[rabbitmq-discuss] HA - missing or incompletely replicated queues

Wed Nov 30 14:22:16 GMT 2011

On Mon, Nov 07, 2011 at 11:46:26PM +0000, Ashley Brown wrote:
> Stop producers and consumers, delete queues. Deletions take a long time.
> Although I've also seen this with no-HA queues - it can take tens of
> minutes to delete a queue with 250k+ messages in.

Yeah, I've been testing this, and it's a known bug. Basically, Rabbit's
queues prioritise driving consumers as fast as possible. Thus if a queue
has a choice between processing an ack from a consumer, and processing a
publish, it will always choose the ack. This then means that a large
number of publishes can build up in the channel. This can be a very
large number of publishes. Then, the channel issues the delete. The
queue has to process all those publishes before it will see the delete,
and this can take a long time.

There is a heavy performance impact in general use if we disable this
priorisation. We have come up with various schemes which may allow a
more balanced approach, but they're rather complex and far from certain
to solve the problem.

On the whole, probably the best way to mitigate this is to reduce the
number of acks from consumers. This can be done as follows.

1. Make sure you set basic.qos, but don't set it to a very low number.
Often something around 100 to 1000 often works well. Call this number N.

2. Rather than acking every single message, instead only ack every N / 2
(for example), and when you do ack, turn on the multiple flag.

This means that the queue will throw N messages out to the consumer, but
then will be able to spend time processing publishes. Then, some time
later, it will receive the ack from the client, be able to process the
acks for the first N/2 quite efficiently, and then be able to spew out a
new N/2 msgs to the consumer. Essentially, this work-around relies on
the assumption that there should be some time when all consumers are
sated with messages during which the queue can spend some time
processing its backlog. If consumers are able to process messages
they're sent faster than the queue processes messages then this
assumption fails and this work-around won't work.

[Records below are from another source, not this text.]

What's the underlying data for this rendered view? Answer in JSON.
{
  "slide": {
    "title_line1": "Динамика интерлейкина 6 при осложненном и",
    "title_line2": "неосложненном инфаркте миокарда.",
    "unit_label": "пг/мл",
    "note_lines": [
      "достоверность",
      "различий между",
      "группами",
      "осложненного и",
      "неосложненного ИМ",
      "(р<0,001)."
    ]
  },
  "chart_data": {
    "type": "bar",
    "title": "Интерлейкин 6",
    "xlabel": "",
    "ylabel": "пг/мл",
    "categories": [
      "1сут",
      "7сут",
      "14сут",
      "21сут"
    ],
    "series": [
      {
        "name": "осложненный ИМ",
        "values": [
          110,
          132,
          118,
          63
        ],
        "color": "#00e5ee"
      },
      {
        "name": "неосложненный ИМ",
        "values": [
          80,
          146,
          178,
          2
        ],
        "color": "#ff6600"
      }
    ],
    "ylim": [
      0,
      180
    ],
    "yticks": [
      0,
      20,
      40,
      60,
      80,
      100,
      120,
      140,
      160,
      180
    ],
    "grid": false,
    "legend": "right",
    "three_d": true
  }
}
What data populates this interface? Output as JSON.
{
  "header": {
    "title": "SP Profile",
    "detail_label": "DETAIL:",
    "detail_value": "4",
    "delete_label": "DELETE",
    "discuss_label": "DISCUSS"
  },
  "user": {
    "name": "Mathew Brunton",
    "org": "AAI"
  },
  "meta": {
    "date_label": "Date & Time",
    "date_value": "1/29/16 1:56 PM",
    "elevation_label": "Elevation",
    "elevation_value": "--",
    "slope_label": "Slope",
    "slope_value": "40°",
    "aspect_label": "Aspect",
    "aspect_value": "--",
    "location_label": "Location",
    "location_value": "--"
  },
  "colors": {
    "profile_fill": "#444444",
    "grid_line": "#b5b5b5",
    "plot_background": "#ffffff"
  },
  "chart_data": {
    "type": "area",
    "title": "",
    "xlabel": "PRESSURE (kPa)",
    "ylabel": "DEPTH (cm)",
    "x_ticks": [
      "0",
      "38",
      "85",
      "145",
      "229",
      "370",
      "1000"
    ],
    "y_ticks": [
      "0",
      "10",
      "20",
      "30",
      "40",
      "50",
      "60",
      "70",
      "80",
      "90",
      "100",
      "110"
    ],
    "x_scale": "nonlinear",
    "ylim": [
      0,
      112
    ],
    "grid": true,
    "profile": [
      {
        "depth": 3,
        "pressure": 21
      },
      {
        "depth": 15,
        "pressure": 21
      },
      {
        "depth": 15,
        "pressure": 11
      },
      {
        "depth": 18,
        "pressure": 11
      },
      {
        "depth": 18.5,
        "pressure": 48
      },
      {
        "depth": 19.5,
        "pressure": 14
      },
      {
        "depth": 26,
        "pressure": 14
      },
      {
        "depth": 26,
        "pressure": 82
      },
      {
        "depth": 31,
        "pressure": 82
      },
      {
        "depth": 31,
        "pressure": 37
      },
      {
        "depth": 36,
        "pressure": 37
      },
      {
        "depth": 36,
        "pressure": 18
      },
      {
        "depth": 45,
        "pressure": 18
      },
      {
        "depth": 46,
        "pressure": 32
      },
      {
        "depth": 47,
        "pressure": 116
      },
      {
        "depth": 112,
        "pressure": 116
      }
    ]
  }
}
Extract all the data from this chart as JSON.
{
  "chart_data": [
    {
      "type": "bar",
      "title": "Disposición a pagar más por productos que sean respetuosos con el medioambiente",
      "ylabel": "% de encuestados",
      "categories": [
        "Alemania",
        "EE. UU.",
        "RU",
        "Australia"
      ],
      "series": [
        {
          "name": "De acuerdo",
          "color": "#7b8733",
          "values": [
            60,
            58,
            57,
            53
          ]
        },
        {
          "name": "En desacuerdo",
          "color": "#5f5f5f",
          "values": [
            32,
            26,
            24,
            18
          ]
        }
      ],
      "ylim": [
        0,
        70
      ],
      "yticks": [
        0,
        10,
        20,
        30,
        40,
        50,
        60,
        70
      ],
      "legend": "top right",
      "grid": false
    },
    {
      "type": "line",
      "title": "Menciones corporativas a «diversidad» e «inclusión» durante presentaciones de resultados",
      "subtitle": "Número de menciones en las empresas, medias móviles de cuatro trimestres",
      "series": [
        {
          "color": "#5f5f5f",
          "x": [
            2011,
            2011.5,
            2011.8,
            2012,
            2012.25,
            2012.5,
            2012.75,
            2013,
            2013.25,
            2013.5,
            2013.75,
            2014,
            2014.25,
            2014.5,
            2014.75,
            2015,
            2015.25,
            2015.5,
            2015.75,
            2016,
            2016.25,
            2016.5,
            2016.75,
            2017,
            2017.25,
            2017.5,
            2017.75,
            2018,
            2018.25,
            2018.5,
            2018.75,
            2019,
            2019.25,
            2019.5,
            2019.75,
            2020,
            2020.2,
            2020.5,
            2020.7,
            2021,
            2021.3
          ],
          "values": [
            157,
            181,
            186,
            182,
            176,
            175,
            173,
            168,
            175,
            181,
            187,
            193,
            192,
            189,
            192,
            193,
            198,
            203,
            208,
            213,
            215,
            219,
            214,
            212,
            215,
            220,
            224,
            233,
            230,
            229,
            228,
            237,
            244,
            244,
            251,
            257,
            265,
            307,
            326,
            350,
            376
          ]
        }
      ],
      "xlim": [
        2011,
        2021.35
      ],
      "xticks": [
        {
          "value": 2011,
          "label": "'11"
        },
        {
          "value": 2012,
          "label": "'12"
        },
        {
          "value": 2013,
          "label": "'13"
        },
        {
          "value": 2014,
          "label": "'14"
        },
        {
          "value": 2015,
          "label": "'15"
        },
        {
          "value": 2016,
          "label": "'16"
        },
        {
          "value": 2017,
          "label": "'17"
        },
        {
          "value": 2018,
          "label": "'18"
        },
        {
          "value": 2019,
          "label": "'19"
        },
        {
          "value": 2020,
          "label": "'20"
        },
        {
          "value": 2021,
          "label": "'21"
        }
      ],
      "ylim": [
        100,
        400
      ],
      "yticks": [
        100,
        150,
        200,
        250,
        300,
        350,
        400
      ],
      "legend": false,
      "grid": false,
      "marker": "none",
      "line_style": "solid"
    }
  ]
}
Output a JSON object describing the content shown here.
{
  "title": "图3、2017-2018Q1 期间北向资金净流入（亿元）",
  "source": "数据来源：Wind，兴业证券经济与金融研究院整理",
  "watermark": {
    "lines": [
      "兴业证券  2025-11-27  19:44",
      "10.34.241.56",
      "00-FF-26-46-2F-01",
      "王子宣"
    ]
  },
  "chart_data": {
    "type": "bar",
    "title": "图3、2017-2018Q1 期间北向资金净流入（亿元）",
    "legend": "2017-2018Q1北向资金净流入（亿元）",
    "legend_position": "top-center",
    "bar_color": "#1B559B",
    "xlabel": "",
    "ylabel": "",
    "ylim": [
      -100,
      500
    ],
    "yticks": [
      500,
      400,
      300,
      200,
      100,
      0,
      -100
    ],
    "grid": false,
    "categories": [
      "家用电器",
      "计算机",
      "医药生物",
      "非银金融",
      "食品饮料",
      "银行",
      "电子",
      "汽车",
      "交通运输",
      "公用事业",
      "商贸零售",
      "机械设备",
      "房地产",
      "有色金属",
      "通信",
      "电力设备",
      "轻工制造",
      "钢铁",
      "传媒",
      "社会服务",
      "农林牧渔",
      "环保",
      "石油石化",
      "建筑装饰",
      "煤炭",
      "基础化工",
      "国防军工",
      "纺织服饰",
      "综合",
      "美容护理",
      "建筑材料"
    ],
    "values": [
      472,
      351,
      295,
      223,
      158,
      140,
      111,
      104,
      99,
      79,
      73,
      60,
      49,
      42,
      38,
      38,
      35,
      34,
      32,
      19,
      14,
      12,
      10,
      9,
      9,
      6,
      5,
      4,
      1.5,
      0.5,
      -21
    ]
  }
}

This problem is much worse for HA queues because the CPU hit per publish
is much higher due to the extra work that has to be done for each
publish. Consequently, even with high qos values (N > 10000), it's still
easy for a publisher to create a backlog in the channel which then can
cause a delay for any synchronous command (such as delete) to hit the
queue. Because of the lower throughput rates of HA queues, it's more
likely that consumers will be able to keep up with the msgs they're
being sent by the queue. This again, increases the likelihood that the
work-around won't work.

So in conclusion, we're aware of at least some of the things you're
reporting. It would be good if you could test with 2.7.0 given there
have been some substantial performance improvements over 2.6.0 -
especially if you do the HiPE compilation that's not possible. As with
all good engineering problems, there's no obvious win-win solution and
we've cogitated on this one for a while.

Matthew